Continuing onward, the equation **Ax** = **b** can only be solved when **b** is a linear combination of the columns of **A**, but in this case, that’s just a line. We can easily pick a vector in the plane that is not a linear combination of the columns of **A**. Choose one such vector b’. For definiteness pick [a, 2c]. If an inverse existed then we could solve the equation **Ax** = **b**‘ as **x** = **A**^{-1}**b**‘; but since we can’t solve that equation, no such inverse can exist. Thus when the determinant of **A** (a.k.a. det(**A**), a.k.a. ad – bc) == 0, the matrix **A** is not invertible. Q.E.D.

Anyway, that’s where the determinant comes from. And what is the determinant? It’s a condition on the coefficients of a set of n linear equations in n unknowns (represented by the square matrix **A**) such that the equation **A****x** = **0** has solutions other than the zero vector. From that all the rest follows. Or at least it does for the 2 by 2 case. I still need to extend this description to cover the n by n case. Nonetheless that is, to me at least, a much more satisfying and intuitive definition than a set of three unmotivated axioms that just happen to magically generate a host of inobvious properties.

P.S. If anyone knows a better way to include math in WordPress, please let me know.

### Update

Following the suggestion below, I’ve installed MathJax on this blog, and it seems to work well. I am a little concerned though that it may be loading a big JavaScript library on every page even though most posts here don’t require it.

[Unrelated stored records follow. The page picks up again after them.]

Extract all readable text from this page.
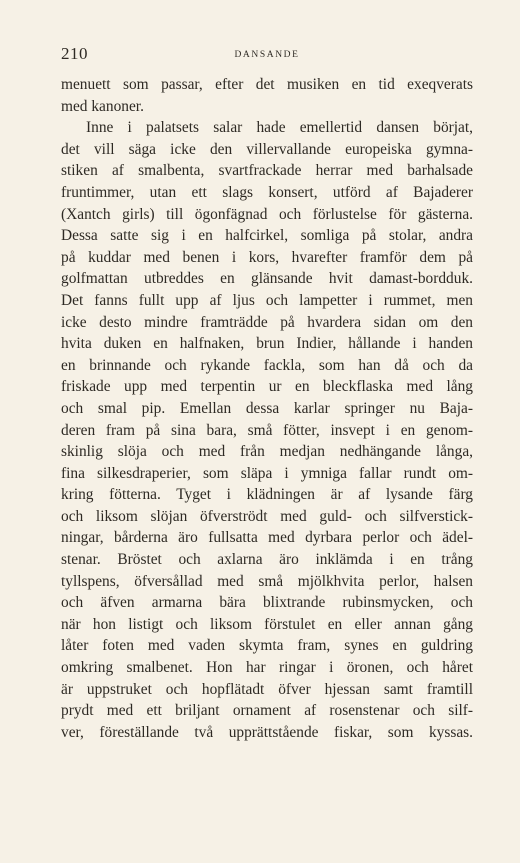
210	DANSANDE
menuett som passar, efter det musiken en tid exeqverats
med kanoner.
Inne i palatsets salar hade emellertid dansen börjat,
det vill säga icke den villervallande europeiska gymna-
stiken af smalbenta, svartfrackade herrar med barhalsade
fruntimmer, utan ett slags konsert, utförd af Bajaderer
(Xantch girls) till ögonfägnad och förlustelse för gästerna.
Dessa satte sig i en halfcirkel, somliga på stolar, andra
på kuddar med benen i kors, hvarefter framför dem på
golfmattan utbreddes en glänsande hvit damast-bordduk.
Det fanns fullt upp af ljus och lampetter i rummet, men
icke desto mindre framträdde på hvardera sidan om den
hvita duken en halfnaken, brun Indier, hållande i handen
en brinnande och rykande fackla, som han då och da
friskade upp med terpentin ur en bleckflaska med lång
och smal pip. Emellan dessa karlar springer nu Baja-
deren fram på sina bara, små fötter, insvept i en genom-
skinlig slöja och med från medjan nedhängande långa,
fina silkesdraperier, som släpa i ymniga fallar rundt om-
kring fötterna. Tyget i klädningen är af lysande färg
och liksom slöjan öfverströdt med guld- och silfverstick-
ningar, bårderna äro fullsatta med dyrbara perlor och ädel-
stenar. Bröstet och axlarna äro inklämda i en trång
tyllspens, öfversållad med små mjölkhvita perlor, halsen
och äfven armarna bära blixtrande rubinsmycken, och
när hon listigt och liksom förstulet en eller annan gång
låter foten med vaden skymta fram, synes en guldring
omkring smalbenet. Hon har ringar i öronen, och håret
är uppstruket och hopflätadt öfver hjessan samt framtill
prydt med ett briljant ornament af rosenstenar och silf-
ver, föreställande två upprättstående fiskar, som kyssas.
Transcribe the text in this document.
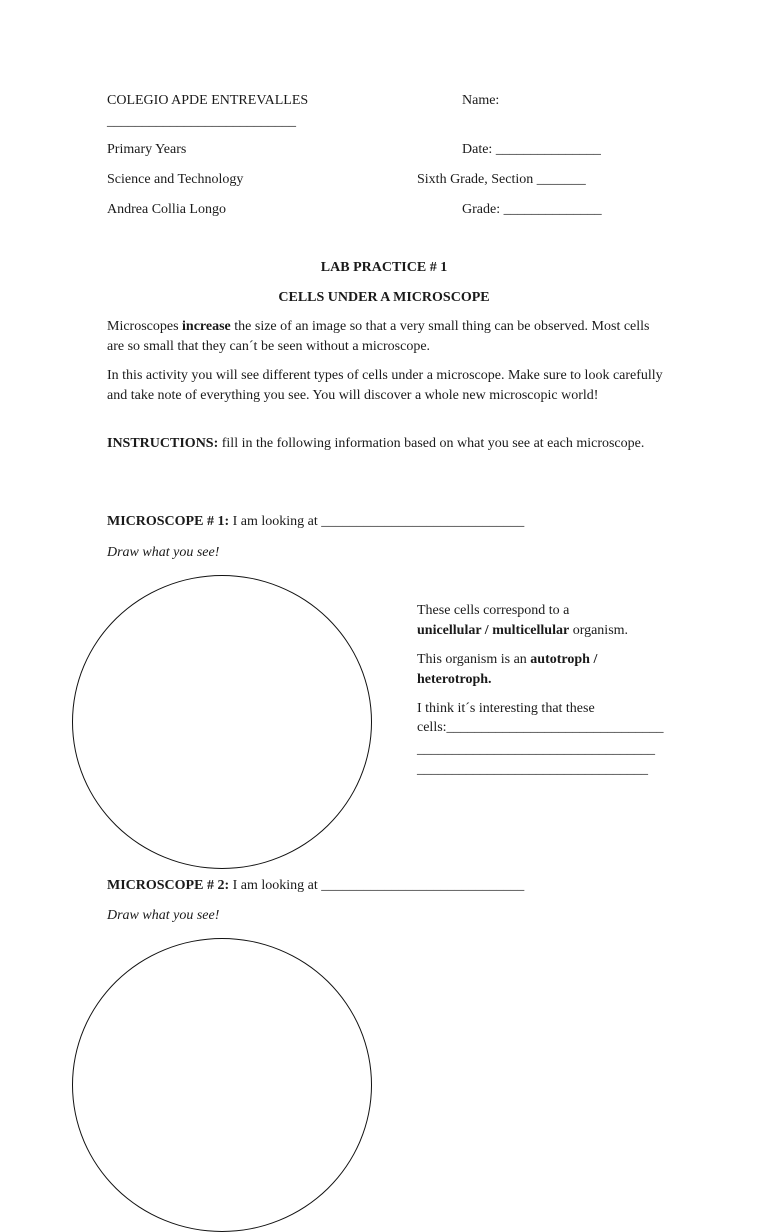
COLEGIO APDE ENTREVALLES	Name:
___________________________
Primary Years	Date: _______________
Science and Technology	Sixth Grade, Section _______
Andrea Collia Longo	Grade: ______________
LAB PRACTICE # 1
CELLS UNDER A MICROSCOPE
Microscopes increase the size of an image so that a very small thing can be observed. Most cells are so small that they can´t be seen without a microscope.
In this activity you will see different types of cells under a microscope. Make sure to look carefully and take note of everything you see. You will discover a whole new microscopic world!
INSTRUCTIONS: fill in the following information based on what you see at each microscope.
MICROSCOPE # 1: I am looking at _____________________________
Draw what you see!
These cells correspond to a
unicellular / multicellular organism.
This organism is an autotroph /
heterotroph.
I think it´s interesting that these
cells:_______________________________
__________________________________
_________________________________
MICROSCOPE # 2: I am looking at _____________________________
Draw what you see!
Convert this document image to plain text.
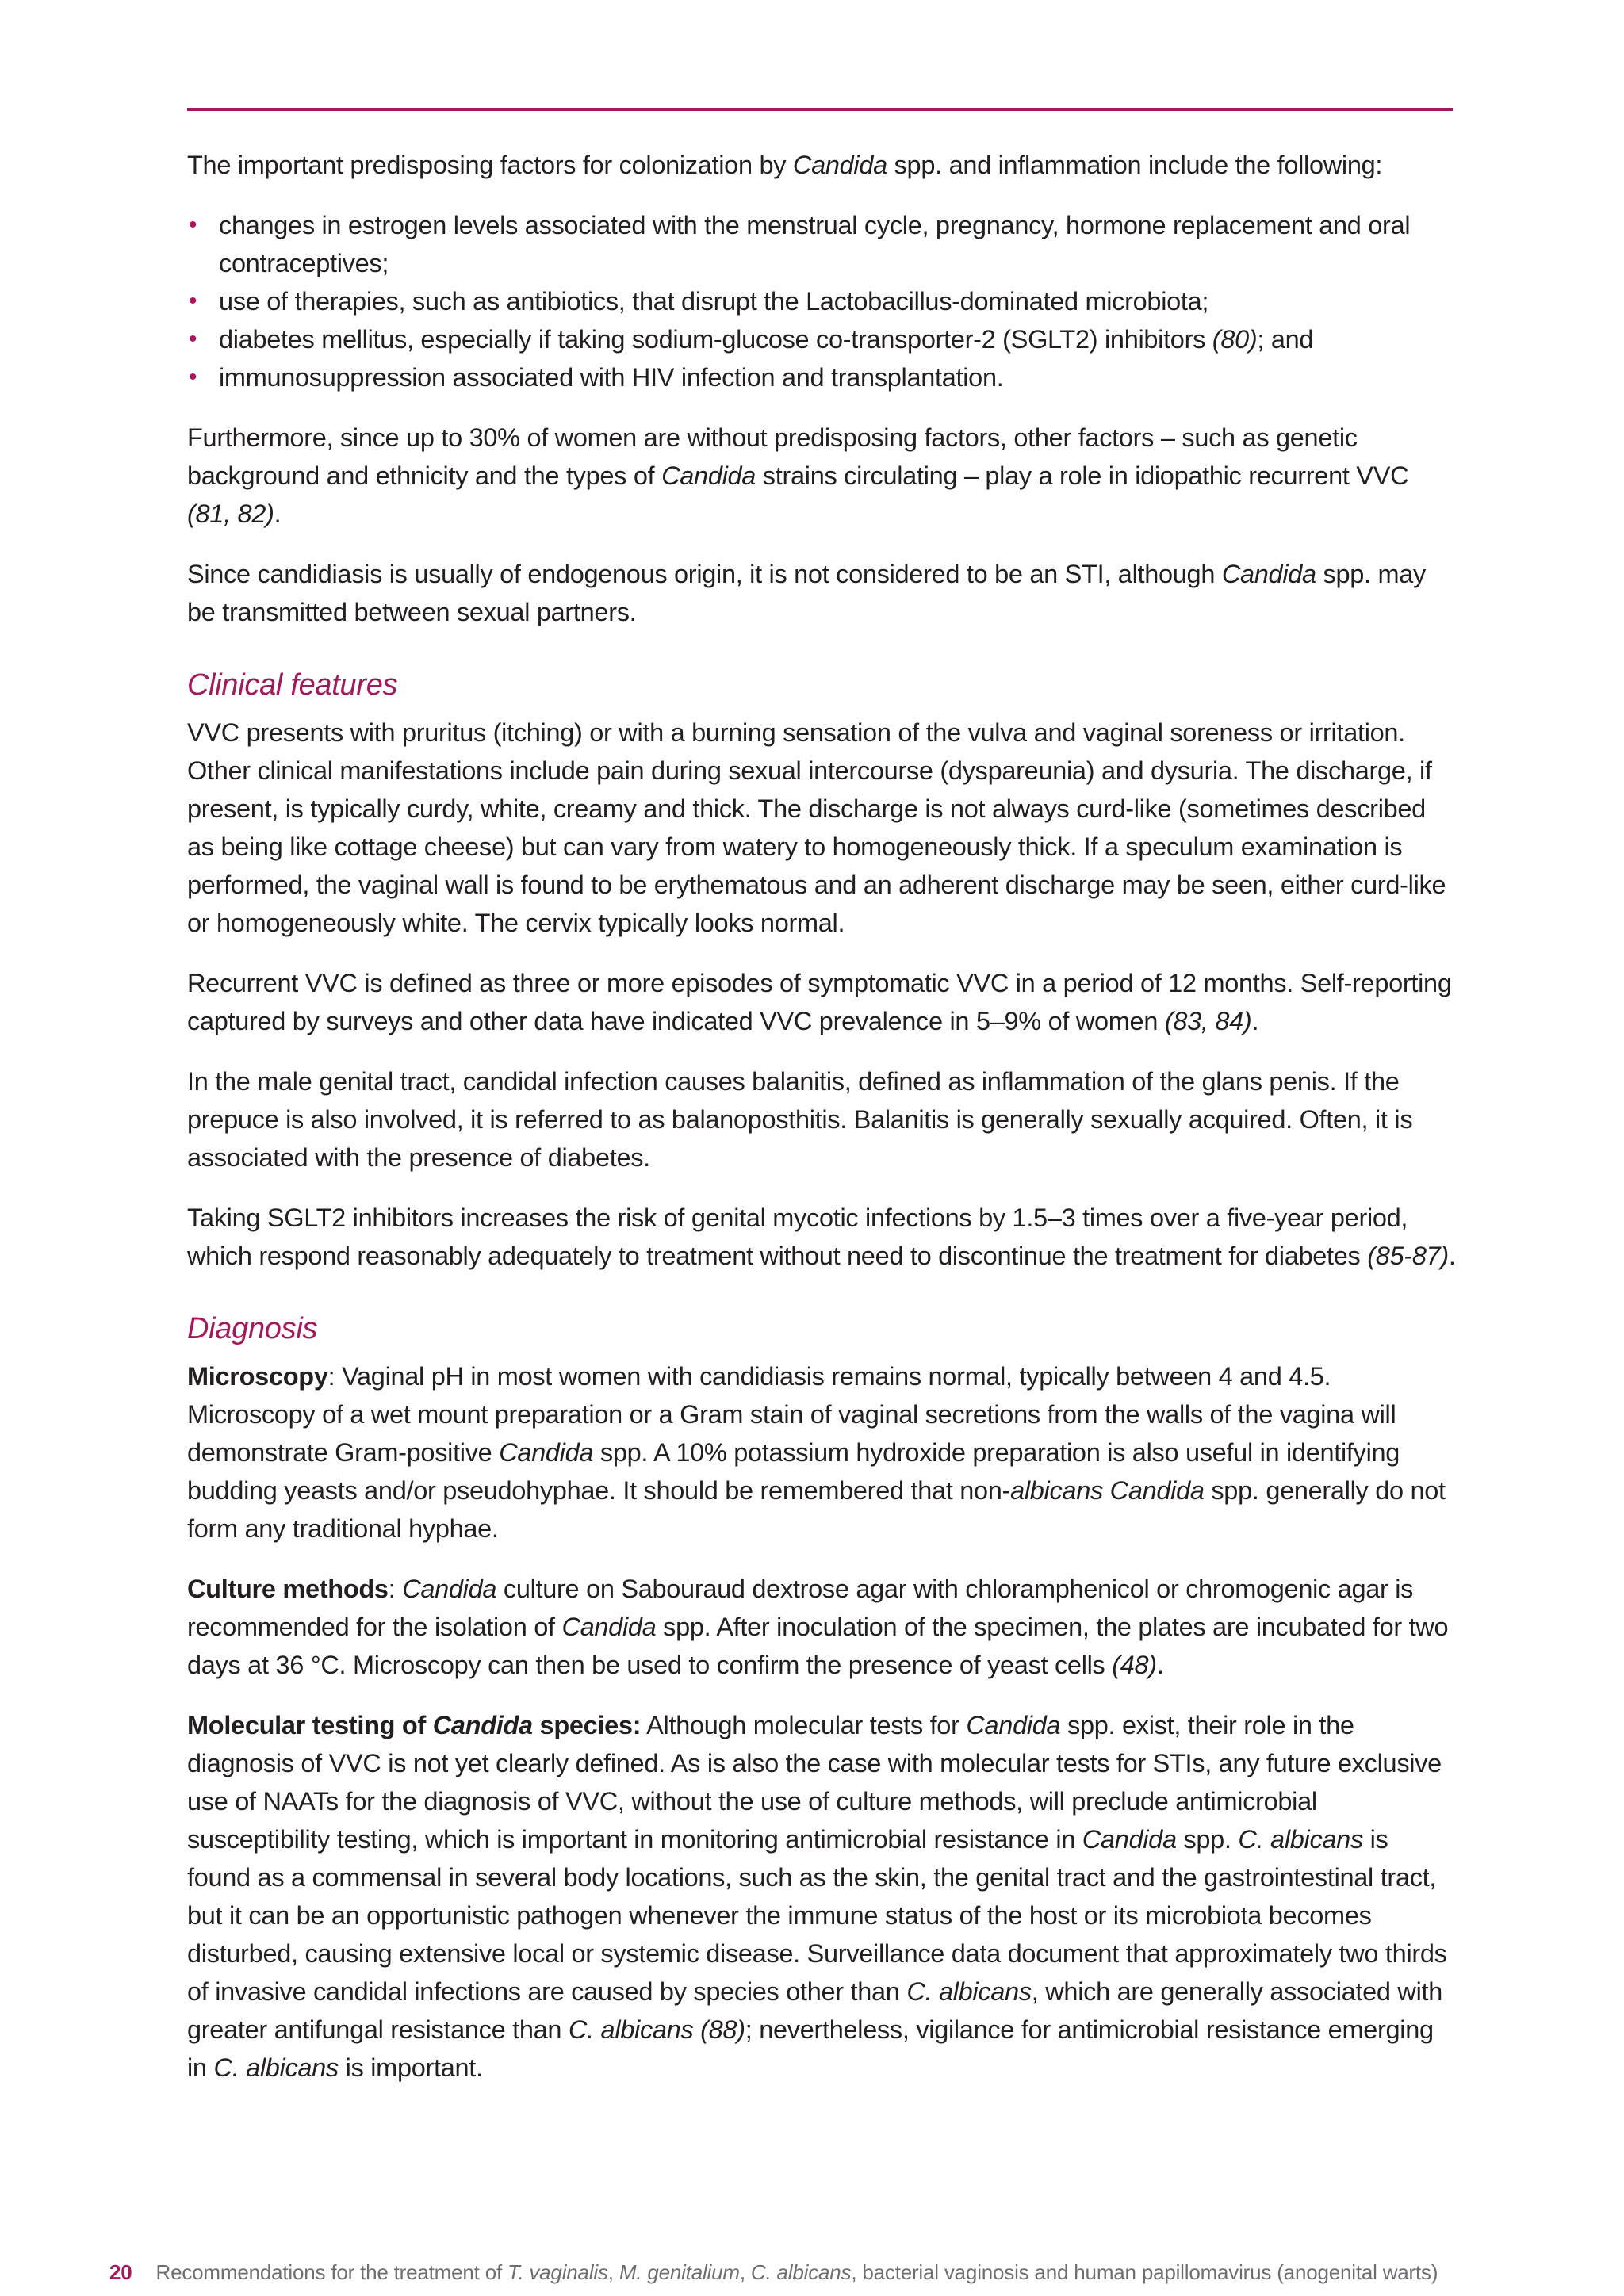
The important predisposing factors for colonization by Candida spp. and inflammation include the following:

• changes in estrogen levels associated with the menstrual cycle, pregnancy, hormone replacement and oral contraceptives;
• use of therapies, such as antibiotics, that disrupt the Lactobacillus-dominated microbiota;
• diabetes mellitus, especially if taking sodium-glucose co-transporter-2 (SGLT2) inhibitors (80); and
• immunosuppression associated with HIV infection and transplantation.

Furthermore, since up to 30% of women are without predisposing factors, other factors – such as genetic background and ethnicity and the types of Candida strains circulating – play a role in idiopathic recurrent VVC (81, 82).

Since candidiasis is usually of endogenous origin, it is not considered to be an STI, although Candida spp. may be transmitted between sexual partners.

Clinical features

VVC presents with pruritus (itching) or with a burning sensation of the vulva and vaginal soreness or irritation. Other clinical manifestations include pain during sexual intercourse (dyspareunia) and dysuria. The discharge, if present, is typically curdy, white, creamy and thick. The discharge is not always curd-like (sometimes described as being like cottage cheese) but can vary from watery to homogeneously thick. If a speculum examination is performed, the vaginal wall is found to be erythematous and an adherent discharge may be seen, either curd-like or homogeneously white. The cervix typically looks normal.

Recurrent VVC is defined as three or more episodes of symptomatic VVC in a period of 12 months. Self-reporting captured by surveys and other data have indicated VVC prevalence in 5–9% of women (83, 84).

In the male genital tract, candidal infection causes balanitis, defined as inflammation of the glans penis. If the prepuce is also involved, it is referred to as balanoposthitis. Balanitis is generally sexually acquired. Often, it is associated with the presence of diabetes.

Taking SGLT2 inhibitors increases the risk of genital mycotic infections by 1.5–3 times over a five-year period, which respond reasonably adequately to treatment without need to discontinue the treatment for diabetes (85-87).

Diagnosis

Microscopy: Vaginal pH in most women with candidiasis remains normal, typically between 4 and 4.5. Microscopy of a wet mount preparation or a Gram stain of vaginal secretions from the walls of the vagina will demonstrate Gram-positive Candida spp. A 10% potassium hydroxide preparation is also useful in identifying budding yeasts and/or pseudohyphae. It should be remembered that non-albicans Candida spp. generally do not form any traditional hyphae.

Culture methods: Candida culture on Sabouraud dextrose agar with chloramphenicol or chromogenic agar is recommended for the isolation of Candida spp. After inoculation of the specimen, the plates are incubated for two days at 36 °C. Microscopy can then be used to confirm the presence of yeast cells (48).

Molecular testing of Candida species: Although molecular tests for Candida spp. exist, their role in the diagnosis of VVC is not yet clearly defined. As is also the case with molecular tests for STIs, any future exclusive use of NAATs for the diagnosis of VVC, without the use of culture methods, will preclude antimicrobial susceptibility testing, which is important in monitoring antimicrobial resistance in Candida spp. C. albicans is found as a commensal in several body locations, such as the skin, the genital tract and the gastrointestinal tract, but it can be an opportunistic pathogen whenever the immune status of the host or its microbiota becomes disturbed, causing extensive local or systemic disease. Surveillance data document that approximately two thirds of invasive candidal infections are caused by species other than C. albicans, which are generally associated with greater antifungal resistance than C. albicans (88); nevertheless, vigilance for antimicrobial resistance emerging in C. albicans is important.

20 Recommendations for the treatment of T. vaginalis, M. genitalium, C. albicans, bacterial vaginosis and human papillomavirus (anogenital warts)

February 12th, 2012 at 6:22 pm

http://www.mathjax.org/ lets you add a single js file and type “$ A = \left{a, b, \cdots\right} $”, and parses it and outputs either a picture or mathml.

February 13th, 2012 at 8:26 am

Thanks for this; “why/what is the determinant” is a topic that’s been on my mind too.

I think the parallelepiped has some significance not mentioned in the usual presentation: it is the figure resulting from the matrix’s linear transformation applied to the unit axis-aligned cube between (0,0,0) and (1,1,1) in an orthonormal basis — or, in other words, {

aî+b?+ck?|a,b,c? [0,1] } — which could be considered the most basic three-dimensional shape. (I assume this also generalizes to arbitrary dimensions.)Then the cases where the transformation is not invertible = the cases where the parallelepiped is of zero volume = the cases where the determinant is zero. We can start by asking “When is a linear transformation invertible?”, find that it is so if a unit cell is not transformed to a degenerate shape with zero volume, and obtain the determinant as the formula for that volume.

February 13th, 2012 at 4:53 pm

I’ve found

Linear Algebra Done Rightto be useful in conveying the (usually unspoken) motivations.February 16th, 2012 at 5:10 pm

Your conclusion is this: “the determinant is the condition under which a set of linear equations has a non-trivial null space.” I find this definition of a determinant unsatisfactory, because it is a boolean condition: either the set of linear equations has a non-trivial null space or it doesn’t. But the definition doesn’t seem to explain why the determinant has its particular numerical value.